Rabbi Yosef Rozin (Rogatchewer)
Rabbi Yosef bar Ephraim-Fischl Rozin (Gaon von Rogatschew; Rogatschewer; 5618-5696 /1858-1936/) war ein bedeutender Rechtsgelehrter und Kommentator der Heiligen Schrift.
Er wurde in der weißrussischen Stadt Rogatschew, südlich von Mogilew, geboren.
Seine Mutter, Rebbezin Sara, war die Enkelin von R. Gerschon, einem der engsten Schüler des Gründers der Chabad-Bewegung, R. Schneur-Zalman von Lyad (Alter Rebbe).
Als das Kind fünf oder sechs Jahre alt war, brachte sein Vater es zur Segnung zu seinem Mentor, dem geistigen Führer von Chabad, r. Menachem-Mendl von Lubawitsch (Zemach Zedek). Der alte Weise segnete den Jungen und wünschte ihm, ein hervorragender Toragelehrter zu werden, und fügte dann hinzu: “Du solltest den Traktat Nasir gut studieren.” Auf dem Rückweg fragte das Kind seinen Vater: “Warum hat der Rebbe gesagt, dass ich Traktat Nasir studieren soll – es ist doch klar, dass ich den ganzen Talmud lernen soll!”. Der Vater wusste nicht, was er darauf antworten sollte. Dann zog der Junge seine eigene Schlussfolgerung: “Offensichtlich wollte der Rebbe, dass ich ein Nasir werde (eine Person, die sich dem Dienst an G-tt widmet) – und um das zu tun, ist es notwendig, die Gesetze, die damit zusammenhängen, in jeder Nuance zu studieren: das Verbot, Wein zu trinken, das Verbot, Haare zu schneiden, und so weiter. Nur wenn ich, dem Willen des Rebben folgend, ein Nazir werde, wird sein Segen in Erfüllung gehen – wenn ich kein Nazir werde, werde ich, Gott bewahre, auch kein Tora-Gelehrter”. Von diesem Tag an erlaubte der Junge nicht mehr, sein Haar zu schneiden (R. Yair Borochov, Arogatchewi – sipur hayyav).
Schon in seiner frühen Kindheit wurde er als ilui (Wunderkind) berühmt.
Zum achten Lebensjahr hatte der Junge neben dem Traktat Nasir den gesamten Abschnitt Nezikin (Schadenersatz) gelernt, der aus acht der komplexesten talmudischen Traktate besteht. Die Melameds in Rogatschew weigerten sich, ihn zu unterrichten, weil das Kind sie in seiner Entwicklung überholt hatte, und seine weitere Ausbildung wurde von seinem Vater selbst beaufsichtigt (Gdolei haDorot).

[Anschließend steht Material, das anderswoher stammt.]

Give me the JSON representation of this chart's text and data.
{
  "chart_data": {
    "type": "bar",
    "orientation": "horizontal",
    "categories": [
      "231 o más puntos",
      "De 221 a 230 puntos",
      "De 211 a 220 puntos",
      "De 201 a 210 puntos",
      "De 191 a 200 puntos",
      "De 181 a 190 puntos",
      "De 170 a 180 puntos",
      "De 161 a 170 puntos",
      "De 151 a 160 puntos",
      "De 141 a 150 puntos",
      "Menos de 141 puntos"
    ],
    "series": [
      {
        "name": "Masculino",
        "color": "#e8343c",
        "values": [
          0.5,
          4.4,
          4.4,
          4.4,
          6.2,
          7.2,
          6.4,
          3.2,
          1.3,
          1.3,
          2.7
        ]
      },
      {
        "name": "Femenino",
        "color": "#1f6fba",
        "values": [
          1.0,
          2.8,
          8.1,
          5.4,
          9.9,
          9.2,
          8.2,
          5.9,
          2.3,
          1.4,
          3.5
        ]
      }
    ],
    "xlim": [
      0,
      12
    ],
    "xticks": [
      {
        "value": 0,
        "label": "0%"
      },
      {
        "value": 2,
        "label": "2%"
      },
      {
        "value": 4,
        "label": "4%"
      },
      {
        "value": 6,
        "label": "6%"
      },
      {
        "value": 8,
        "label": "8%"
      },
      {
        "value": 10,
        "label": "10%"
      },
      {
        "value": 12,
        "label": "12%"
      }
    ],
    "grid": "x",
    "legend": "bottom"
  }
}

Nach seiner Bar Mizwa übergab ihn sein Vater dem berühmten Rechtslehrer R. Yosef-Dov Soloveichik (Beit haLevi), der die Gemeinde Slutsk leitete.
Ein Jahr lang studierte der “ilui aus Rogatschew” in einer Chavruta (Paar) mit dem fünf Jahre älteren Sohn seines Mentors, Chaim Soloveitchik (r. Chaim Brisker) (Gdolei haDorot).
Anschließend studierte er an der Jeschiwa von Schklow unter der Leitung des Oberrabbiners dieser Stadt, R. Jehoschua-Leib Diskin (Maaril Diskin).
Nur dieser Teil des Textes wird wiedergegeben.